A spokesperson for Laura Bush, who organized the symposium, was quoted as saying, “Mrs. Bush respects the right of all Americans to express their opinions . [but] believes it would be inappropriate to turn a literary event into a political forum.”
The poetry would have focused on the works of Langston Hughes, Emily Dickinson, and Walt Whitman. Some of the invited poets either turned down the White House invitation or planned to speak in favor of peace.
No to Muslim Youth Camp
A plan to build the nation’s first Muslim summer camp in Iowa has drawn protests from residents who say it would threaten the environment, their lifestyle, and national security.
In 1999, the Cedar Rapids-based Muslim Youth Camps of America filed an application to use a vacant property formerly used as a summer retreat for Girl Scouts. But after Sept. 11, 2001, neighbors raised concerns about religion and said that noise and construction from the campsite would destroy their neighborhood’s quiet appeal.
“Not everyone thinks of the United States in the best eyes,” said Coralville Lake resident Bob Lisenber. “In this day and age, we have to think about those kinds of things.”
In January, a California teacher told a middle-school student to stand outside the classroom after he refused to stand and say the pledge of allegiance in history class.
Jim Woodbury, in the Lake-port Unified School District, protested and handed his teacher a packet of information about students’ rights to refuse to say the pledge. But his teacher threw them in the garbage and told Woodbury to leave the classroom.

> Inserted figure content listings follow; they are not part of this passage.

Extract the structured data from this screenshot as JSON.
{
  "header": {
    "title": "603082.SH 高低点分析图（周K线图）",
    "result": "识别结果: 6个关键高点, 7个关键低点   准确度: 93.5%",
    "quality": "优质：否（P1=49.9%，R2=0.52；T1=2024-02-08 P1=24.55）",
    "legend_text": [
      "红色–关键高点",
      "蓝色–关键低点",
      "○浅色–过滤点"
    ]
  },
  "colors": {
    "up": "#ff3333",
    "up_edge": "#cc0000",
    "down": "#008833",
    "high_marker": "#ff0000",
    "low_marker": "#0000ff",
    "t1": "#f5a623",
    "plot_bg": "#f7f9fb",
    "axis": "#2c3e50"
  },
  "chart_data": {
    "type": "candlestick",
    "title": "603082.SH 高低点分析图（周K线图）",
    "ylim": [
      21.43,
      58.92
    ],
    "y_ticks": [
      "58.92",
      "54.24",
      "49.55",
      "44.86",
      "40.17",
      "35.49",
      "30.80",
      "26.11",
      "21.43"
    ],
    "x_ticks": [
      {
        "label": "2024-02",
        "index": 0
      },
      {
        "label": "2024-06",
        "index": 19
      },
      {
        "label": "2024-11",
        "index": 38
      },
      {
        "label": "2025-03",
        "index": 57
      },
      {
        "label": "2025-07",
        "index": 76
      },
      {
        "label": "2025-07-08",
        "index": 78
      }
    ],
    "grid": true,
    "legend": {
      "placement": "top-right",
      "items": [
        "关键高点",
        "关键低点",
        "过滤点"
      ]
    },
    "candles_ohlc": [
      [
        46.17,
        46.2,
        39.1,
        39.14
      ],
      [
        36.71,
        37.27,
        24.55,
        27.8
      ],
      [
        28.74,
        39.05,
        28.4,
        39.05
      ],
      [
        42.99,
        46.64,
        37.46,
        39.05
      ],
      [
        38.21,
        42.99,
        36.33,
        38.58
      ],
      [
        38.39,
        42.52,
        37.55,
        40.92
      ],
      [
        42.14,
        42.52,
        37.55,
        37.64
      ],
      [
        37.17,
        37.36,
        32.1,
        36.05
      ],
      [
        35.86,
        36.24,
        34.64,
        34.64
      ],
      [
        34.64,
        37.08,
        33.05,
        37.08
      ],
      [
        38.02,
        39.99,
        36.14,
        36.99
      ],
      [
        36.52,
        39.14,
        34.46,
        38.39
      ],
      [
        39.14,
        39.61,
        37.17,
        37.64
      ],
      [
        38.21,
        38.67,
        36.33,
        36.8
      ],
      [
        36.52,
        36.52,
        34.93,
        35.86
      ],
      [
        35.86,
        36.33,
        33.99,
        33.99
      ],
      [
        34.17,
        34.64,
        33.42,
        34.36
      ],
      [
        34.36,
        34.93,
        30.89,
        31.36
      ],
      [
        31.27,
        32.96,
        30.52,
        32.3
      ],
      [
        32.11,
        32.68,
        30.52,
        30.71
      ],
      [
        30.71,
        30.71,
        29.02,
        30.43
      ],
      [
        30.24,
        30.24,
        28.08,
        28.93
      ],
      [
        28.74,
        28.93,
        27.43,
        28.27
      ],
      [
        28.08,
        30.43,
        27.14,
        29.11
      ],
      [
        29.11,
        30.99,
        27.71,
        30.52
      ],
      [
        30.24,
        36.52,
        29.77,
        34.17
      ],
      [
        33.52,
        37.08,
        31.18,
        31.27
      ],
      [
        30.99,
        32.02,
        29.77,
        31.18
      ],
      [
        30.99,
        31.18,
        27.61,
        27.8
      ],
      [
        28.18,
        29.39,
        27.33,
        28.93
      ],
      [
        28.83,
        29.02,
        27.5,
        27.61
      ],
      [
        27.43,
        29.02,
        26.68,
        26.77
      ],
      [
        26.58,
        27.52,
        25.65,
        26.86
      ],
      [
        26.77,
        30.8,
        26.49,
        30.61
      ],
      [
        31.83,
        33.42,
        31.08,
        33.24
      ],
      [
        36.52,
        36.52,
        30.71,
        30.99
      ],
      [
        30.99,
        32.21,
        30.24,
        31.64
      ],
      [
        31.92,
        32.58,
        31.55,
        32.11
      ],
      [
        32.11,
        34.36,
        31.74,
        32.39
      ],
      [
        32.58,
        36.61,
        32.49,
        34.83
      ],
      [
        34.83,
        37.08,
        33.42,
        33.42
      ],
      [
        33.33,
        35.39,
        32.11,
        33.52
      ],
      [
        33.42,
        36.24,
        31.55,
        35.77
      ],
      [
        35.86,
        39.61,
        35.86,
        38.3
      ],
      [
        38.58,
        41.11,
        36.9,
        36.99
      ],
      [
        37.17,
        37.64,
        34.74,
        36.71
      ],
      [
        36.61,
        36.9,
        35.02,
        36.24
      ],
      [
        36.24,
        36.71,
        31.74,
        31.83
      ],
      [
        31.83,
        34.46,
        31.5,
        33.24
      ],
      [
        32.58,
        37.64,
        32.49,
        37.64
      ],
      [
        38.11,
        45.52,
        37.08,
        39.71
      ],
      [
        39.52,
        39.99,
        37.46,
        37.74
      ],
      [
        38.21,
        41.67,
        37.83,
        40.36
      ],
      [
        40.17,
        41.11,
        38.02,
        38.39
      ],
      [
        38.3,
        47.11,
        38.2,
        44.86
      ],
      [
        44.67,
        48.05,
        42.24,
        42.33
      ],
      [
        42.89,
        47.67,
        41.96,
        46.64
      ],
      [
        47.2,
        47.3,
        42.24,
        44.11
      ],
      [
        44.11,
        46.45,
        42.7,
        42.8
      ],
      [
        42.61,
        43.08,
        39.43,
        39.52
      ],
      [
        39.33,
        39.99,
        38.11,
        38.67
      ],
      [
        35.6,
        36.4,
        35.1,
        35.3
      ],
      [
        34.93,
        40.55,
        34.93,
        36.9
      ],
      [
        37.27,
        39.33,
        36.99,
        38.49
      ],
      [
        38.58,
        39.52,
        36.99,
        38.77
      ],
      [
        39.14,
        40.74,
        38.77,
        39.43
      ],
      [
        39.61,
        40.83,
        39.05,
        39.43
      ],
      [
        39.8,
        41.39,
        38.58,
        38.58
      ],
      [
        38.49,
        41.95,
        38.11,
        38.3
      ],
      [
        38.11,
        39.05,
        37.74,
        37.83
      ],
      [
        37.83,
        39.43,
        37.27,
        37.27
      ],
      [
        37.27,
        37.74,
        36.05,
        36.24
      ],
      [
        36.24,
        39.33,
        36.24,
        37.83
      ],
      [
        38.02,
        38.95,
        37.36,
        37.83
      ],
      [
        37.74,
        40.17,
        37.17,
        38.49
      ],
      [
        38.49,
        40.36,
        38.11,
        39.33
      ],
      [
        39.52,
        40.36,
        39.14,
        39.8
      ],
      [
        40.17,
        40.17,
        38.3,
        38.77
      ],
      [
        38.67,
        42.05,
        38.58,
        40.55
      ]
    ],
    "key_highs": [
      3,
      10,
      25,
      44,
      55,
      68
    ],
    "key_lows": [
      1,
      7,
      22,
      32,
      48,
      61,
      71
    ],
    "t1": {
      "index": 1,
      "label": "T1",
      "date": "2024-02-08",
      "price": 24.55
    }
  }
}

Woodbury’s parents have asked the district for the teacher’s dismissal and have pulled him out of school. Even though California law requires students to participate in patriotic exercises, the Lakeport superintendent sent the teacher a written warning.
“I believe the flag is a symbol of the government,” Woodbury said. “And I think it’s corrupt and I don’t agree with some of the choices it made.”
Care Packages for Iraqis Diverted
Bryn Mawr, Penn., officials cancelled January plans to send care packages to children in Iraq after angry comments from parents and community members.
The elementary school students were going to put together care packages for Iraqi children and refugees as part of a Martin Luther King celebration and were going to ship them through a Philadelphia-based Quaker social justice group.
After a letter was sent to parents explaining the project, one parent called a local radio station and called the project “un-American.” In order avoid the controversy, the school arranged to send the packages to a local shelter for victims of domestic abuse.
“Some time will go by and the press of world events will cause the astronauts and all they represent to slip again from our consciousness, which is too bad. It would be so much better if this terrible tragedy could somehow prompt a renewed commitment to America’s “high and noble” ideas and aspirations. One quick example: The nation’s great wealth and good fortune could be used to build a sparkling new generation of schools to educate the millions upon millions of young people whose talents and energies will have to be called upon if the U.S. is to continue to flourish.”
— Bob Herbert, Feb. 2, 2003, New York Times
“The war on terror involves Saddam Hussein because of the nature of Saddam Hussein, the history of Saddam Hussein, and his willingness to terrorize himself.”